Results : Anti-Scg3 hAb significantly reduced total length of alkali burn-induced new corneal vessels by 78%. Aflibercept had similar efficacy to inhibit total length of new vessels by 60%. Immunostaining of corneas confirmed that anti-Scg3 hAb markedly reduced CD31 ⁺ corneal blood vessels and LYVE-1⁺ lymph vessels in alkali-burned corneas with similar efficacy to that of aflibercept treatment. In contrast, PBS control had no detectable therapeutic activity. No significant difference between limbal blood vessel number and density were observed between healthy mice and anti-Scg3-treated mice.
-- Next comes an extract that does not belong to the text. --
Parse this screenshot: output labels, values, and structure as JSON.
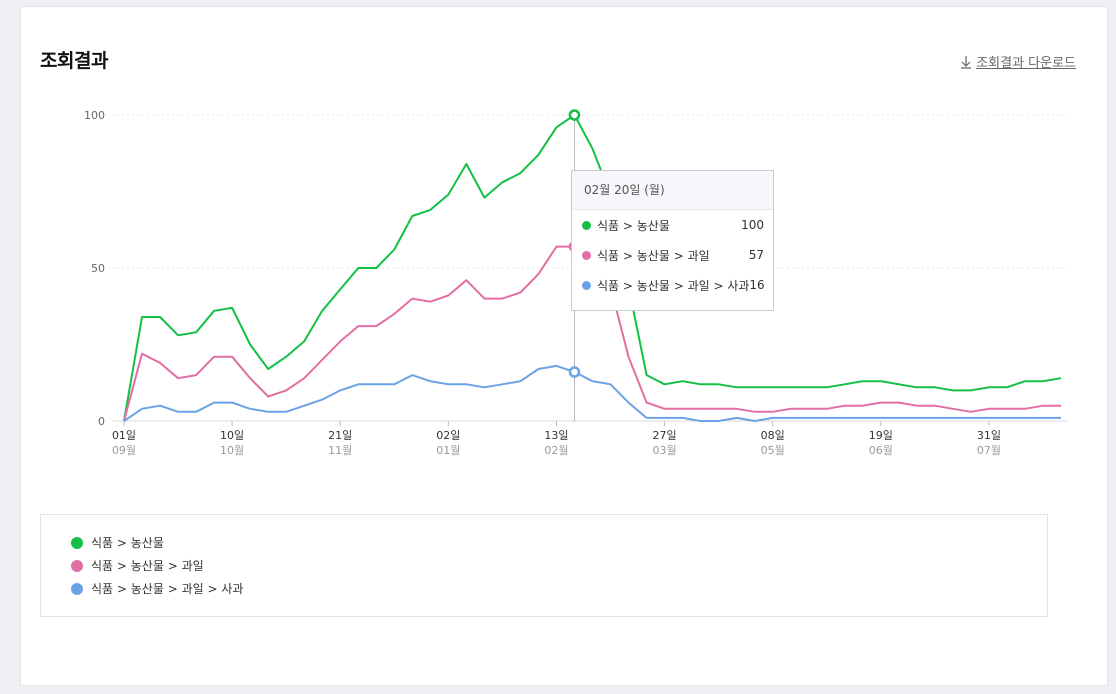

Conclusions : These findings suggested that anti-Scg3 hAb and aflibercept significantly inhibit KNV with similar efficacy. In light of the disease-targeting property of anti-Scg3 hAb to selectively inhibit pathological angiogenesis with undetectable adverse effects on healthy vessels, neurons and epithelium, our findings warrant further investigation to compare the efficacy and safety of anti-Scg3 and aflibercept for anti-angiogenic therapy of KNV.

This abstract was presented at the 2023 ARVO Annual Meeting, held in New Orleans, LA, April 23-27, 2023.